We inhaled slag wool in the throat
of a Tennessee summer, installing cheap

can lights, like capping off gapped teeth,
to illuminate an emptied-out dentist office.

Back and forth we passed saws and drills.
Each of us balancing on top of  ladders,

I listened to his slurs bleed into conspiracy
theories. I listened to how his mind split

the country into a wound we could not suture.
For four days my right hand had echoed

with a phantom pain, like a dog bite,
from where I touched a live wire. I recoiled

at everything: the sound of  his voice
like a screw being stripped, the slightest lean

in the ladder beneath me.

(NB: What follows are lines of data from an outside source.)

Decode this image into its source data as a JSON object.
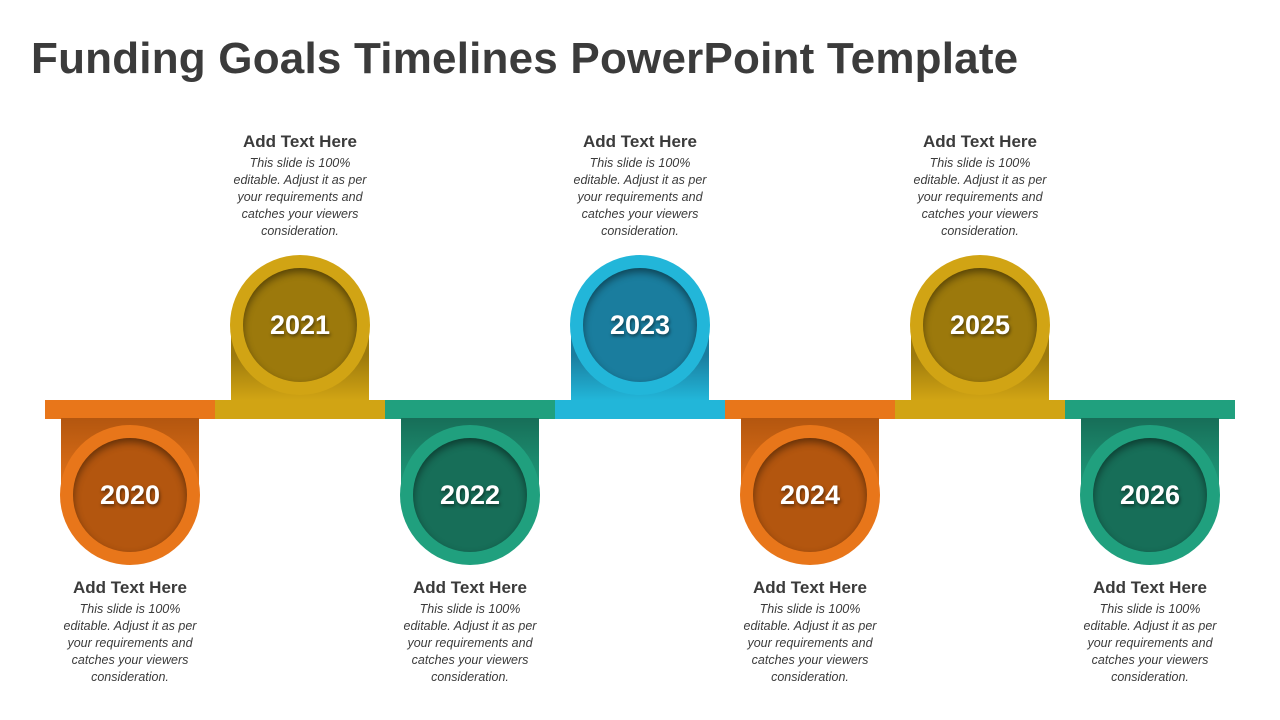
{
  "title": "Funding Goals Timelines PowerPoint Template",
  "colors": {
    "orange": "#E8761A",
    "orange_dark": "#B3560F",
    "gold": "#D1A414",
    "gold_dark": "#9C790C",
    "teal": "#20A07E",
    "teal_dark": "#176E58",
    "blue": "#22B6D9",
    "blue_dark": "#1A7D9E"
  },
  "milestones": [
    {
      "year": "2020",
      "position": "below",
      "color": "orange",
      "heading": "Add Text Here",
      "body": "This slide is 100% editable. Adjust  it as per your requirements and catches your viewers consideration."
    },
    {
      "year": "2021",
      "position": "above",
      "color": "gold",
      "heading": "Add Text Here",
      "body": "This slide is 100% editable. Adjust  it as per your requirements and catches your viewers consideration."
    },
    {
      "year": "2022",
      "position": "below",
      "color": "teal",
      "heading": "Add Text Here",
      "body": "This slide is 100% editable. Adjust  it as per your requirements and catches your viewers consideration."
    },
    {
      "year": "2023",
      "position": "above",
      "color": "blue",
      "heading": "Add Text Here",
      "body": "This slide is 100% editable. Adjust  it as per your requirements and catches your viewers consideration."
    },
    {
      "year": "2024",
      "position": "below",
      "color": "orange",
      "heading": "Add Text Here",
      "body": "This slide is 100% editable. Adjust  it as per your requirements and catches your viewers consideration."
    },
    {
      "year": "2025",
      "position": "above",
      "color": "gold",
      "heading": "Add Text Here",
      "body": "This slide is 100% editable. Adjust  it as per your requirements and catches your viewers consideration."
    },
    {
      "year": "2026",
      "position": "below",
      "color": "teal",
      "heading": "Add Text Here",
      "body": "This slide is 100% editable. Adjust  it as per your requirements and catches your viewers consideration."
    }
  ]
}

When we had finished,
covered in sweat, dusted in particle matter,

quiet except for the interstate running
like a generator outside, beneath the gaudy lights

we’d just installed, he took off his shirt, lifted
his arm, and pointed to where a bullet had entered

and never exited. He asked, maybe jokingly,
if  I wanted to touch it. And if not for fear,

if not for thinking there could exist some lesson
in understanding what is familiar yet foreign,

I touched—with the foolish caution the casing
could again ignite and continue etching out

its phosphorescent history—the marred skin,
like a small country, beneath his shoulder.